Now that I have your attention…

Not that Elvis though. The other Elvis, the one who used to come to the allotment but who hasn’t been for quite some time now, having had to choose between us and a German conversation group and inexplicably opting for the latter. Nevertheless, it was good to see him, and he added a little bit of intrigue to proceedings when, upon being asked how the German was going, he replied that he hadn’t really been doing that for a bit but had been busy with other ‘stuff’, about which he then failed to elaborate. Top secret, or just lying on the sofa eating cake? Who knows?

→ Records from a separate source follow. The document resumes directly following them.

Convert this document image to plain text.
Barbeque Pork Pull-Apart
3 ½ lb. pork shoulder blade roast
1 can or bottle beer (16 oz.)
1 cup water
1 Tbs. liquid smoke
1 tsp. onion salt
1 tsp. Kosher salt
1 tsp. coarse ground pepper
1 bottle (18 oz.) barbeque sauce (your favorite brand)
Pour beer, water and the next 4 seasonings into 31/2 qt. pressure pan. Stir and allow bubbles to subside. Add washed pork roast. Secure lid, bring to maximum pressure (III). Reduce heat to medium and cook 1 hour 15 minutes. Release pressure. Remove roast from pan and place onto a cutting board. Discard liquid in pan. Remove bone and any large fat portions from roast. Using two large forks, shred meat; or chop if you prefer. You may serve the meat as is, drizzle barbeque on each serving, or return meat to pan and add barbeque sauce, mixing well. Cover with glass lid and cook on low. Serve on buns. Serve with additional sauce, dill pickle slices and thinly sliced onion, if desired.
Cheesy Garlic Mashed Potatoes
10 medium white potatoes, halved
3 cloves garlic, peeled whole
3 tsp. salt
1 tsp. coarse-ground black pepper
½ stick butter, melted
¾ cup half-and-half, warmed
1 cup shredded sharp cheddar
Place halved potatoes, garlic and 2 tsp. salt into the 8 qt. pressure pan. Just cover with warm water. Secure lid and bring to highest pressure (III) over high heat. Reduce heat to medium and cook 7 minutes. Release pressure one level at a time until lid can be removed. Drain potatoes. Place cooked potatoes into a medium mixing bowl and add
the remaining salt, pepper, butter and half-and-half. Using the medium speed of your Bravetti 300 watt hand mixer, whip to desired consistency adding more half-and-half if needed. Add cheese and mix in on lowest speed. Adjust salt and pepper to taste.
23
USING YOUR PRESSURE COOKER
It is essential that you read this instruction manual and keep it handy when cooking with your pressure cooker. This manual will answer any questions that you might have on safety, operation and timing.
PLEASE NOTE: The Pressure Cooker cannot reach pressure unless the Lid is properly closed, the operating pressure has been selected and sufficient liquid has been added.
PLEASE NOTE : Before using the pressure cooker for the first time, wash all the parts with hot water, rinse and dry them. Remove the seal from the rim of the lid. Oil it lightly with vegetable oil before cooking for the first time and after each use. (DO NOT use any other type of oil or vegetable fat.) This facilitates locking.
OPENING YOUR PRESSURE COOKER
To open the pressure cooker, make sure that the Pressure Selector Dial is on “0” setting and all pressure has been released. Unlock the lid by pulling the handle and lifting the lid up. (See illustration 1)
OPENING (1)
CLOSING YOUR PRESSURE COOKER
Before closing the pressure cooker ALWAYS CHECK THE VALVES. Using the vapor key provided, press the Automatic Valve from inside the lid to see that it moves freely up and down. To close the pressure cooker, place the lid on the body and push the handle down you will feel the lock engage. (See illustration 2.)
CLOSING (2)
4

Matt and Jo also came along and brought a vegan lemon cake. Not, it transpired, because they were vegans, but because they hadn’t had any eggs in the fridge. Necessity etc, and it turned out pretty well. More shocking to Matt than cake without eggs, however, was the concept of Eccles cakes and potted Stilton, as proffered by Andrew and Kirsty. Further quizzing revealed that the whole idea of cheese and fruit cake/mince pies etc struck him as deeply bizarre. Coming from Yorkshire the idea of Christmas cake or mince pies and Wensleydale seems quite normal to me, but a later conversation indicated that Yorkshire was also alien to Matt, which might explain things. Although I only partially overheard, and may have slightly misconstrued, the gist of it was something along the lines of’.’..Ilkley? Where’s that….Yorkshire? Where’s Yorkshire?’ I’m sure he must be fitting in very well in Lancashire.

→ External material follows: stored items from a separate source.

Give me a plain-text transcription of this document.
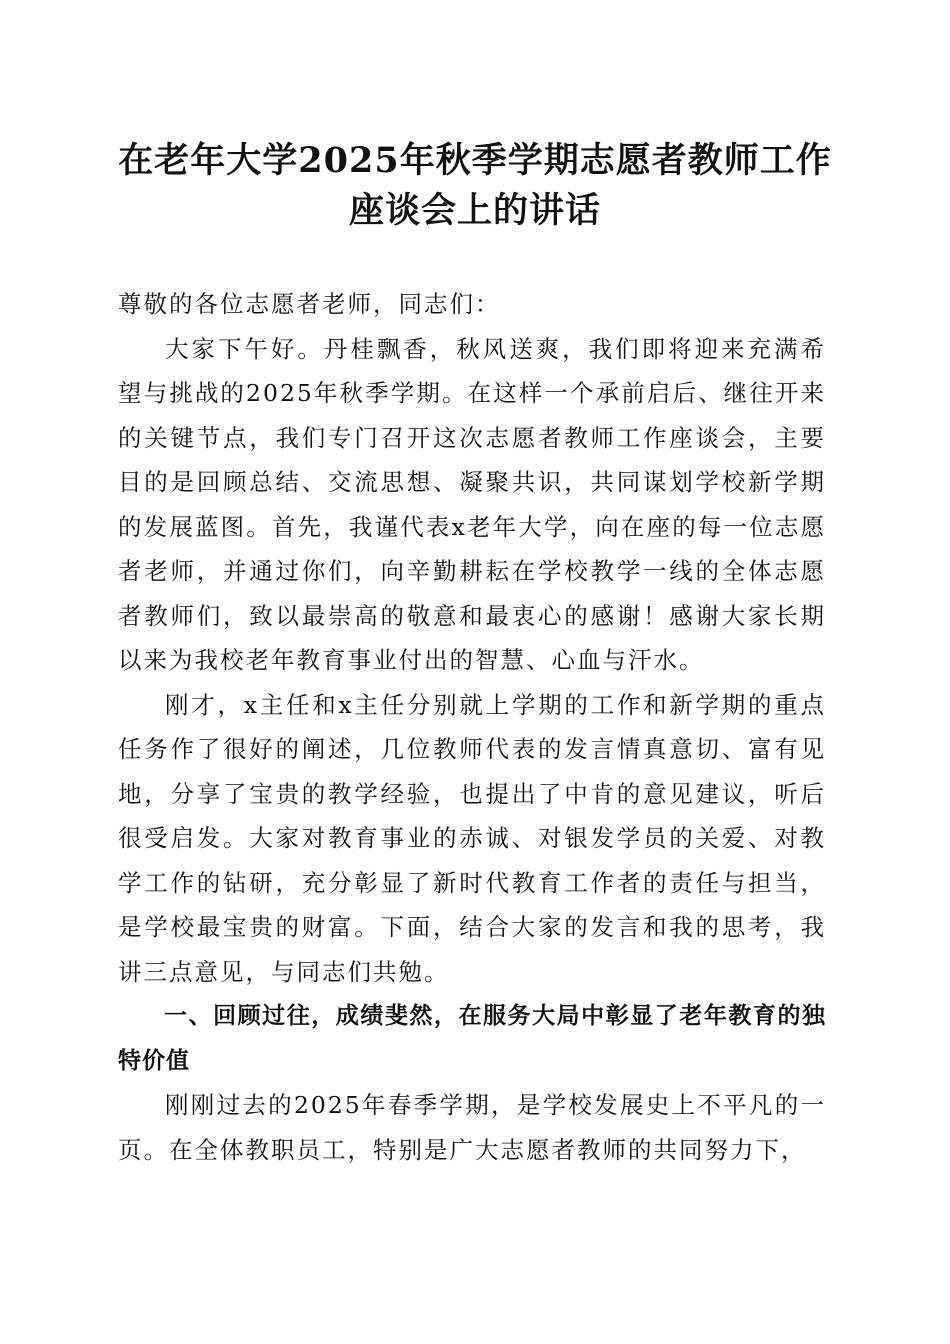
在老年大学2025年秋季学期志愿者教师工作
座谈会上的讲话

尊敬的各位志愿者老师，同志们：

大家下午好。丹桂飘香，秋风送爽，我们即将迎来充满希望与挑战的2025年秋季学期。在这样一个承前启后、继往开来的关键节点，我们专门召开这次志愿者教师工作座谈会，主要目的是回顾总结、交流思想、凝聚共识，共同谋划学校新学期的发展蓝图。首先，我谨代表x老年大学，向在座的每一位志愿者老师，并通过你们，向辛勤耕耘在学校教学一线的全体志愿者教师们，致以最崇高的敬意和最衷心的感谢！感谢大家长期以来为我校老年教育事业付出的智慧、心血与汗水。

刚才，x主任和x主任分别就上学期的工作和新学期的重点任务作了很好的阐述，几位教师代表的发言情真意切、富有见地，分享了宝贵的教学经验，也提出了中肯的意见建议，听后很受启发。大家对教育事业的赤诚、对银发学员的关爱、对教学工作的钻研，充分彰显了新时代教育工作者的责任与担当，是学校最宝贵的财富。下面，结合大家的发言和我的思考，我讲三点意见，与同志们共勉。

一、回顾过往，成绩斐然，在服务大局中彰显了老年教育的独特价值

刚刚过去的2025年春季学期，是学校发展史上不平凡的一页。在全体教职员工，特别是广大志愿者教师的共同努力下，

There was an extensive array of bakery goods provided by the various participants. In addition to the vegan lemon cake and Eccles cakes there was a Cassatta (sp?) cake from Linda, a Ginger cake from Sam, home made bread from Bernie and ginger and chocolate biscuits provided by Jo and Linda respectively. Kirsty also brought some cucumber sandwiches (white bread, slightly rolled, crusts cut off, natch).

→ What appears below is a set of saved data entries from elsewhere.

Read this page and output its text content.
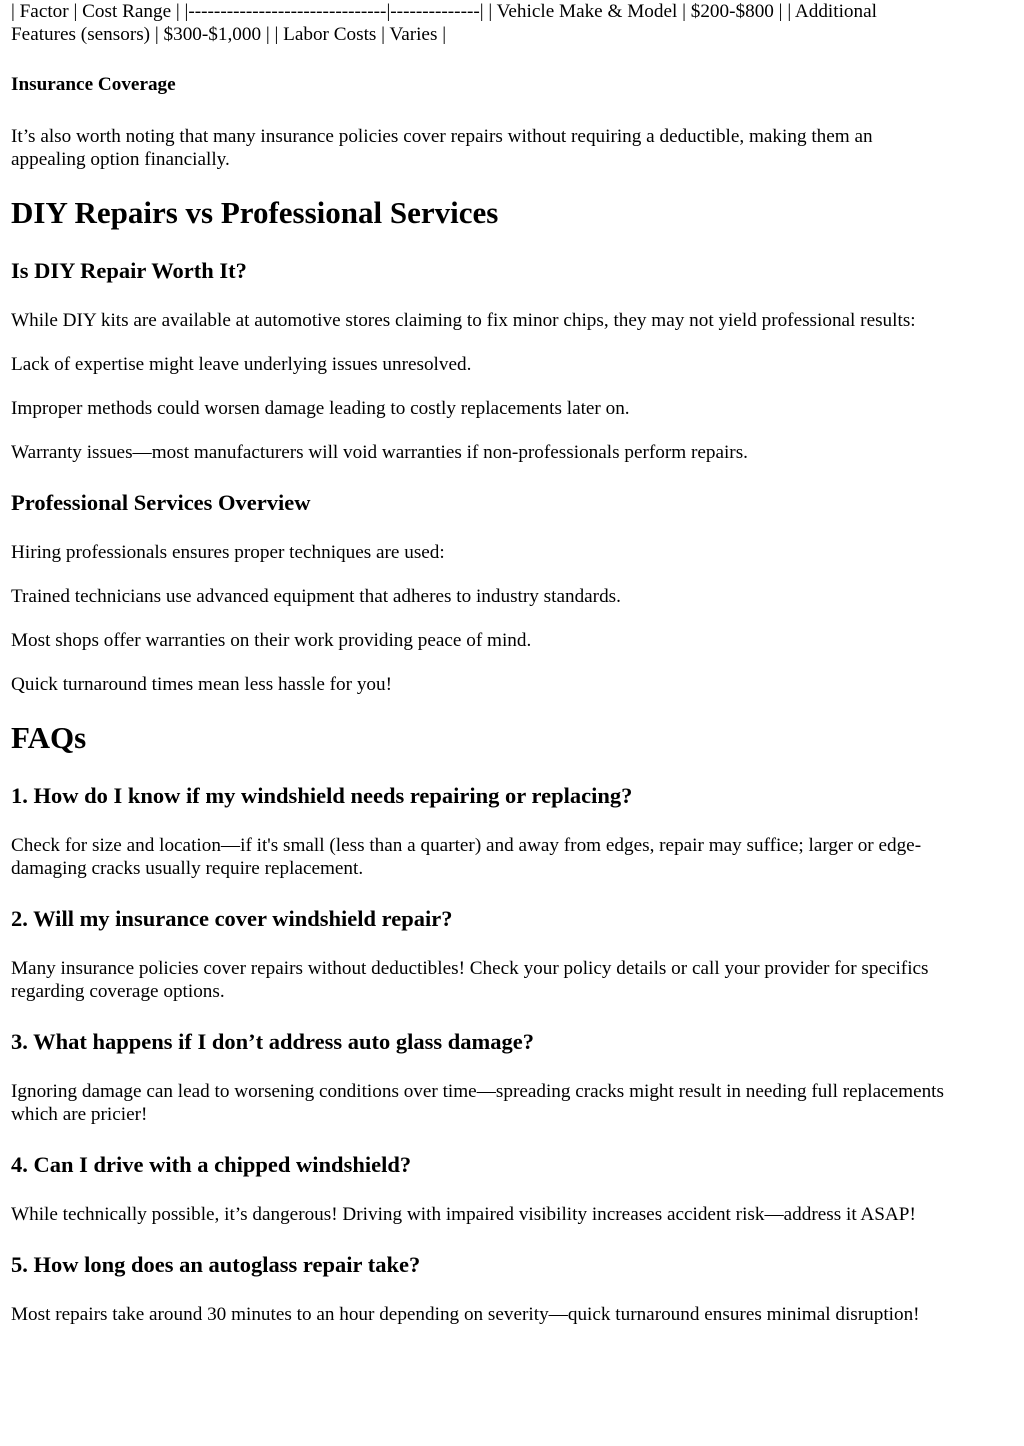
| Factor | Cost Range | |-------------------------------|--------------| | Vehicle Make & Model | $200-$800 | | Additional

Features (sensors) | $300-$1,000 | | Labor Costs | Varies |

Insurance Coverage

It’s also worth noting that many insurance policies cover repairs without requiring a deductible, making them an

appealing option financially.

DIY Repairs vs Professional Services
Is DIY Repair Worth It?

While DIY kits are available at automotive stores claiming to fix minor chips, they may not yield professional results:

Lack of expertise might leave underlying issues unresolved.

Improper methods could worsen damage leading to costly replacements later on.

Warranty issues—most manufacturers will void warranties if non-professionals perform repairs.

Professional Services Overview

Hiring professionals ensures proper techniques are used:

Trained technicians use advanced equipment that adheres to industry standards.

Most shops offer warranties on their work providing peace of mind.

Quick turnaround times mean less hassle for you!

FAQs
1. How do I know if my windshield needs repairing or replacing?

Check for size and location—if it's small (less than a quarter) and away from edges, repair may suffice; larger or edge-

damaging cracks usually require replacement.

2. Will my insurance cover windshield repair?

Many insurance policies cover repairs without deductibles! Check your policy details or call your provider for specifics

regarding coverage options.

3. What happens if I don’t address auto glass damage?

Ignoring damage can lead to worsening conditions over time—spreading cracks might result in needing full replacements

which are pricier!

4. Can I drive with a chipped windshield?

While technically possible, it’s dangerous! Driving with impaired visibility increases accident risk—address it ASAP!

5. How long does an autoglass repair take?

Most repairs take around 30 minutes to an hour depending on severity—quick turnaround ensures minimal disruption!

Toward the end of proceedings the conversation turned to elbows. This shift was brought on by consideration of future activities and the possibility, in particular, of a trip to Bernie’s dad”s farm for a bit of archery courtesy of the outdoor activity centre there. This possibility stimulated memories of a previous visit and the question of which of the female members of the party had achieved the biggest, purplest bruise on their arm on that occasion. Hence to elbows, and the observation that men’s and women’s are different shapes. A certain amount of empirical study then seemed to confirm this but it was only on returning home and conducting further research that the full facts were revealed. Turns out it’s something called the carrying angle and is a product of the fact that, on average, women have narrower shoulders and wider hips than men. Thus, in order to stop their hands hitting their sides whenever they walk their arms, when held by their sides, bend away from the body at the elbow more than mens’ do. Good for walking, problematic for archery. Who knew?